- Interactive map of Batu Ampar
- Batu Ampar Location within West Kalimantan Batu Ampar Location within Kalimantan Batu Ampar Location within Indonesia
- Coordinates: 0°41′S 109°15′E﻿ / ﻿0.683°S 109.250°E
- Country: Indonesia
- Province: West Kalimantan
- Regency: Kubu Raya Regency

Area
- • Total: 2,430.81 km^{2} (938.54 sq mi)

Population (2024)
- • Total: 37,404
- • Density: 15.387/km^{2} (39.853/sq mi)
- Time zone: UTC+07:00 (WIT)
- Postal code: 78385
- Regional code: 61.12.05

= Batu Ampar, Kubu Raya =

Batu Ampar is an administrative district (kecamatan) of Kubu Raya Regency (Kabupaten Kubu Raya), one of the regencies of West Kalimantan province on the island of Borneo in Indonesia. It lies to the south of the major city of Pontianak, and borders the North Kayong Regency to its south. The district covers an area of 2,430.81 km^{2}, and had a population of 37,404 at the 2024 estimate. There are two main towns - Batu Ampar town is the district administrative centre, while Padang Tikar is situated in the far west on the edge of the island of the same name.

==Administration==
Batu Ampar District is sub-divided into fifteen nominally rural villages (desa) all listed below with their areas and populations as at mid 2024, and all sharing the postcode of 78385. The western part of the district (to the west of the town of Batu Ampar) is entirely insular, consisting of the major part of Padang Tikar Island (Pulau Padangtikar), while the eastern part contains both insular and mainland areas.

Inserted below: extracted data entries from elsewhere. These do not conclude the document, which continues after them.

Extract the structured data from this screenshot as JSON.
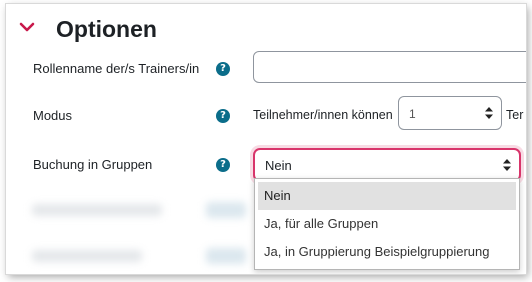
{
  "section": {
    "title": "Optionen",
    "accent_color": "#c8184a"
  },
  "fields": {
    "trainer_role": {
      "label": "Rollenname der/s Trainers/in",
      "value": ""
    },
    "modus": {
      "label": "Modus",
      "prefix_text": "Teilnehmer/innen können",
      "select_value": "1",
      "trailing_text": "Ter"
    },
    "groups": {
      "label": "Buchung in Gruppen",
      "select_value": "Nein",
      "focus_color": "#d8356b",
      "options": [
        "Nein",
        "Ja, für alle Gruppen",
        "Ja, in Gruppierung Beispielgruppierung"
      ]
    }
  },
  "help_icon_glyph": "?"
}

| Kode Wilayah | Name of kelurahan or desa | Area in km^{2} | Population mid 2024 estimate |
|---|---|---|---|
| 61.12.05.2011 | Tanjung Harapan | 307.73 | 1,540 |
| 61.12.05.2010 | Ambarawa | 52.58 | 1,068 |
| 61.12.05.2008 | Sungai Jawi | 43.23 | 1,083 |
| 61.12.05.2007 | Sungai Besar | 40.89 | 1,187 |
| 61.12.05.2006 | Tasik Malaya | 35.43 | 1,395 |
| 61.12.05.2004 | Padang Tikar Batu | 15.16 | 4,373 |
| 61.12.05.2005 | Padang Tikar Dua | 7.46 | 4,658 |
| 61.12.05.2015 | Medan Mas (a) | 34.16 | 1,091 |
| 61.12.05.2009 | Nipah Panjang | 102.15 | 2,737 |
| 61.12.05.2003 | Teluk Nibung | 60.72 | 3,777 |
| 61.12.05 | Western sector | 699.51 | 22,909 |
| 61.12.05.2002 | Batu Ampar | 684.04 | 9,408 |
| 61.12.05.2012 | Sungai Kerawang | 109.21 | 1,551 |
| 61.12.05.2013 | Sumber Agung | 33.33 | 1,304 |
| 61.12.05.2014 | Muara Tiga | 174.32 | 1,682 |
| 61.12.05.2001 | Tanjung Beringin (b) | 730.40 | 550 |
| 61.12.05 | Eastern sector | 1,731.30 | 14,495 |
| 61.12.05 | Totals for district | 2,430.81 | 37,404 |

(a) situated immediately east of Padang Tikar Dua. (b) Tanjung Beringin is the most northerly district, and is situated inland.

==Padangtikar Island==
The island of Padangtikar covers the western half of the district. It has an area of 1,008.39 km^{2} (including in the east a part of Batu Ampar town) of which some 74% is covered by evergreen broadleaf forest. The town of Padang Tikar is situated in the northwest corner of the island. The coastline of the island is 228.6 km, and the mean elevation is 16 metres. The highest elevation on the island reaches approximately 127 metres above sea level. The island is characterized by flat, low-lying plains. The average population density is only 70 persons per km^{2}.